How quantum computing works
Traditional computers work on millions of lines of code on computer chips featuring binary digits, or bits, with a value of either one or zero. The introduction of quantum mechanics to computing has led to quantum bits, or “qubits,” which can represent a superposition of a one and a zero. This capability allows a computer to solve a certain class of problems dramatically faster than the best classical computers. How much faster? A quantum computer in China recently took minutes to complete a calculation that would have taken a supercomputer of comparable size two billion years.
This new computing paradigm holds immense promise for the field of medicine by allowing for faster analysis of medical images, which could lead to more accurate diagnoses and better understanding of drug sensitivities at the cellular level – a boon for personalized medicine. More broadly, quantum computing may yield efficiency advantages in areas such as basic scientific research; artificial intelligence and machine learning; financial modelling; traffic optimization; and climate change forecasting.

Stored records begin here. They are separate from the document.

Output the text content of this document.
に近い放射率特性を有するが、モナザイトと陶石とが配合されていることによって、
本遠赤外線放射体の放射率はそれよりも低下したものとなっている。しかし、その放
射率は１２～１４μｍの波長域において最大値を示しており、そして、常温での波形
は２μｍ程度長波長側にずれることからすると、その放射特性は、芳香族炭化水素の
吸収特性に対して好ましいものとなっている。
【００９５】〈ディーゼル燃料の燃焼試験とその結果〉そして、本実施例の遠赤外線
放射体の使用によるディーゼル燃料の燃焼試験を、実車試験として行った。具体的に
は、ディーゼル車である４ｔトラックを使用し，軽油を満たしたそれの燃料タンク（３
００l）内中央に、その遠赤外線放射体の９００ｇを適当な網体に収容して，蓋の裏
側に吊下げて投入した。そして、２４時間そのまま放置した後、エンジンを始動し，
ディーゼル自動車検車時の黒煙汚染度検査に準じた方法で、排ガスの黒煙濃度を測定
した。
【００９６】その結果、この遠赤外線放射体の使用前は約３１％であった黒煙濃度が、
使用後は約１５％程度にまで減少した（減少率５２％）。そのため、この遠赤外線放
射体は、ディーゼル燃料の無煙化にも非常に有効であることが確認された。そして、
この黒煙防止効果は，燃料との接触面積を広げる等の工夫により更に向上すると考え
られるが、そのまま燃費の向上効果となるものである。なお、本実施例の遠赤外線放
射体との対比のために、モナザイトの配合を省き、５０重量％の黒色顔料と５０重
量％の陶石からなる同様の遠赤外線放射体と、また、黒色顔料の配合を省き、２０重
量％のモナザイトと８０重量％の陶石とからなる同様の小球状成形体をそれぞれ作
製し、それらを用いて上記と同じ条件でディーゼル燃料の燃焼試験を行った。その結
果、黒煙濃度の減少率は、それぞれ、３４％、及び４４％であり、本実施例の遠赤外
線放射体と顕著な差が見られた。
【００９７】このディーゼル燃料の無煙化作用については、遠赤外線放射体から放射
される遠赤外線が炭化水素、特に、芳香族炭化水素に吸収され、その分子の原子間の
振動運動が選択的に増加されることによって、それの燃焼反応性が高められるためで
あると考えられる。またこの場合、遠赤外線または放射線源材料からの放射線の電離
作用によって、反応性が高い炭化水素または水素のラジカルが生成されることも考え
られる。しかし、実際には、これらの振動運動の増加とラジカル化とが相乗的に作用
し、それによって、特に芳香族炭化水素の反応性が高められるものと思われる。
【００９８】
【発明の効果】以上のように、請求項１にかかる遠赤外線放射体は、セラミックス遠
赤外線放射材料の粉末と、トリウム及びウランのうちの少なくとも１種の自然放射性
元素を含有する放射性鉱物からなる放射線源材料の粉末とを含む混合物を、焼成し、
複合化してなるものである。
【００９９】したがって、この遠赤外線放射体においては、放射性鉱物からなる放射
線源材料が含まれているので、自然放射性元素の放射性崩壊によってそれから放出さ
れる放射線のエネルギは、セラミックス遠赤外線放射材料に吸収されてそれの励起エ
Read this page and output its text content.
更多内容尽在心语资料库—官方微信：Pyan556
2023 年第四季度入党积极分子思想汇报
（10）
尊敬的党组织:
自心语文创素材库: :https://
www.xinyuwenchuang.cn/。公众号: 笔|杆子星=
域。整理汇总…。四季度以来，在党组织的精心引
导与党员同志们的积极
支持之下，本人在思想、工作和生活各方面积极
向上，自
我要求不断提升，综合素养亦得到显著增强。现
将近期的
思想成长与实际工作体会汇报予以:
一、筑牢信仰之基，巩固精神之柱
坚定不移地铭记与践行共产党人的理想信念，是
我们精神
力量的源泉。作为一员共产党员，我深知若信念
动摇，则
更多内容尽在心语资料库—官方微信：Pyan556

Preparing for quantum cyber threats
Commercially available quantum computers are still at least five to 10 years away, though research and development by academics, governments and companies such as Microsoft, Google, IBM, Intel and D-Wave Systems are accelerating the pace of innovation. In response, Mashatan and others are developing a quantum readiness roadmap to prepare the organizations for an impending transition. Mashatan also contributes to these efforts as a member of the academic steering committee of Quantum-Safe Canada, a not-for-profit organization focused on advancing quantum-ready cryptography research and innovation.
In the meantime, Mashatan says, organizations must start taking steps now to modernize their information security infrastructure. She noted in the May 2020 edition of Management Information Systems Quarterly Executive that IT managers must establish a governance structure for addressing this issue; conduct a quantum risk assessment; evaluate their firm’s current cryptographic footprint; and develop an appropriate transition plan.
“If and when an attack-capable quantum computer is available, the attacker who has harvested encrypted information can decrypt and achieve whatever malicious goal they have in mind,” Mashatan says. “So it is imperative for organizations to understand the sensitivity and shelf life of their important assets, and to decide now which ones need complementary protection against the quantum threat.”